Healthcare cost management, one of the major election issues last year, is once again in the back burner – being overshadowed by the economic meltdown. Although the recent economic stimulus package contains a provision to modernize health-care record keeping which can potentially reduce some of the costs and also provide for some computer programming jobs, it can hardly put a dent on this monstrous problem. Health-care cost is poised to be the next bubble to burst and it can also have devastating effects on the population and businesses. This needs to be dealt with as soon as possible before the entire system disintegrates. Many hospitals are reporting higher rates of ER admissions for patients without insurance. This is expected with the high unemployment numbers. Soon the hospitals will be asking for bail out money.
The current method of cost reduction as practiced by the insurance companies and HMOs has not been working for a long time, at least not in the patients favor. The medical practitioners have been forced by the HMOs and insurance companies to avoid treatment as much as possible. A patient is treated based on the amount he (or his insurance company) can pay and not based on what they need. Remember the finger attachment case in Michael Moore’s Sicko? I have seen in doctor’s offices, clear instructions for the nurses and attendants to ask the patient if he/she can pay for a specific test or procedure before conducting it.
The doctors spend minimum time with their patients because the reduced compensation per patient forces them to increase their patient count. The doctors rely more on the lab reports and mechanized algorithms rather than spending time to solve the unique medical puzzle each patient poses. I don’t blame the doctors, they simply don’t have the time.
The medical costing structure is another huge puzzle. I just cannot understand what kind of costing method does the hospitals use. When their astronomical bills gets sized down to a fraction of their original amount by the insurance companies, I fail to comprehend how could these hospitals survive. Since most patients have some kind of insurance, I am sure none of them agree to pay those huge bills and only pay a highly reduced negotiated amount. And since the hospitals are still surviving and their employees getting paid, I am sure that the negotiated amount they receive serves them well. So why this inflated bill in the first place? Is this notion of high health-care cost nothing but an illusion? Only an imaginary crisis? I am sure there is some explanation for all this.
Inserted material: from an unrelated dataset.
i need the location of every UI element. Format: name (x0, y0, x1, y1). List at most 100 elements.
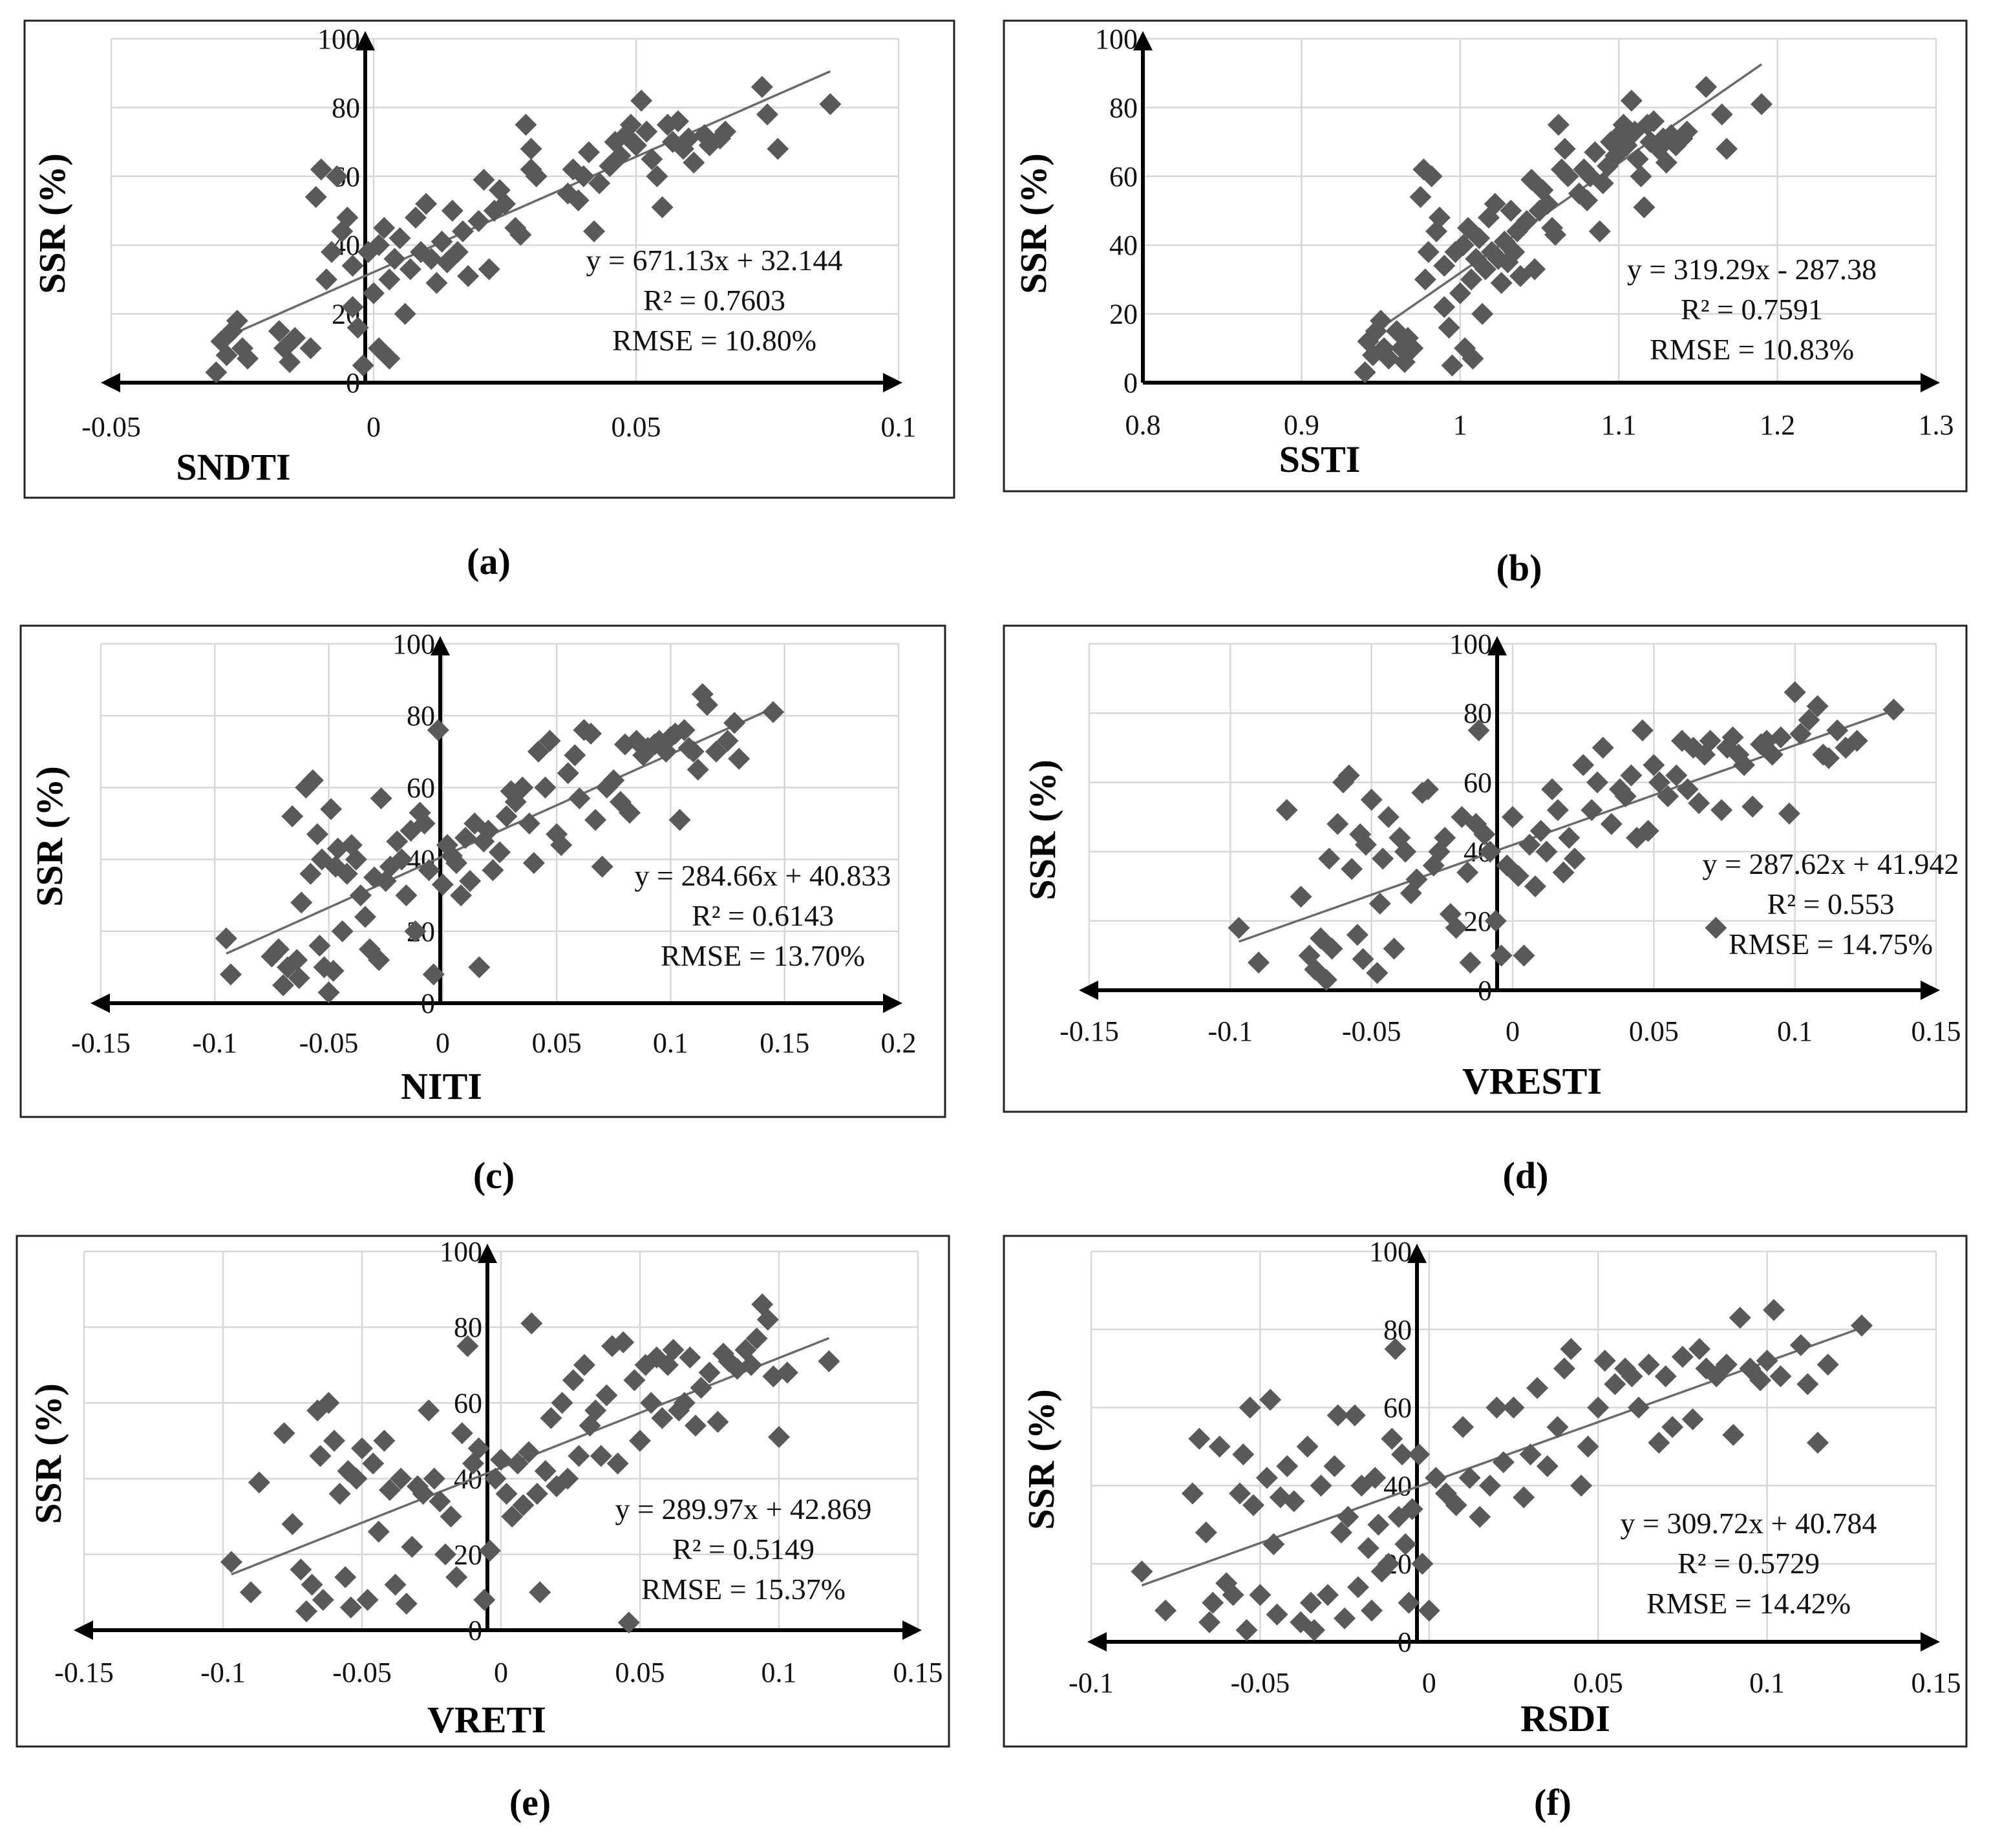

However, I think that if the hospitals and medical practitioners had charged the typical insurance company negotiated rates to the common public, then many would have been able to pay them without going through insurance companies. The businesses who employ their patients also could have easily picked up the bill without going through the insurance companies any pay them the hefty middle-man charges.
Many smart people have looked into this problem and they must have found the problem complex enough to leave it unsolved. However, the only worry I have is, if these problems turn out to be “greed”, “special interests” and “lobbies”, then we are in for another disaster. The sub-prime crisis, the credit crunch and the Wall-Street meltdown should have taught us enough lessons – only if we learn from them.